The appropriations bill will set 2024 spending levels for the Defense Department, while the House Armed Services Committee on a separate track will advance its annual National Defense Authorization Act, a massive policy package that authorizes programs, weapons, and other specific funding streams. The NDAA, one of the few bills still seen as a must-pass measure every year, has traditionally been used by both parties to push through pet policy initiatives.

The Senate, where Democrats have a slim majority, will undertake its own funding process this summer and the two chambers will need to produce a compromise package that President Biden is willing to sign.

On the surface, it would appear Democrats are correct that many of the GOP’s wish list items will eventually fall by the wayside. But if recent history is any guide, some policy priorities that at first looked like non-starters may end up in a compromise bill.

Just last year, Republicans and Democrats in Congress joined together to pass a defense spending plan that rolled back the military’s COVID-19 vaccine mandate. The elimination of that mandate, which was responsible for the discharge of more than 8,000 troops from the ranks, came over the objections of the White House.

Despite those objections, Mr. Biden signed the bill.

In late 2020, then-President Donald Trump vetoed that year’s NDAA. Amid other objections, Mr. Trump vehemently opposed the effort to redesignate 10 Army bases that were originally named in honor of Confederate generals. Congress overrode the veto, the only successful override during Mr. Trump’s four-year term.

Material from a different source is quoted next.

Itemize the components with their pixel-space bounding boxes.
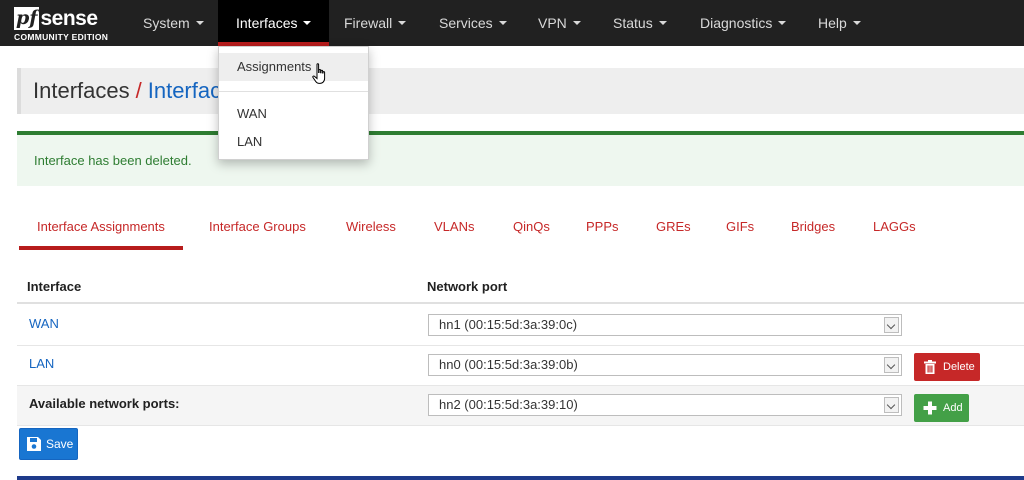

Earlier this month, the Army officially rechristened the famed Fort Bragg base in North Carolina as “Fort Liberty.” That name change, and others to installations across the country, is absent from defense spending legislation this time around but is very much alive on the campaign trail.

Both Florida Gov. Ron DeSantis and former Vice President Mike Pence said recently they would change the name of the North Carolina base back to Fort Bragg. Mr. DeSantis called it an “iconic name,” while Mr. Pence criticized the change and said it’s another example of “political correctness” in the Pentagon.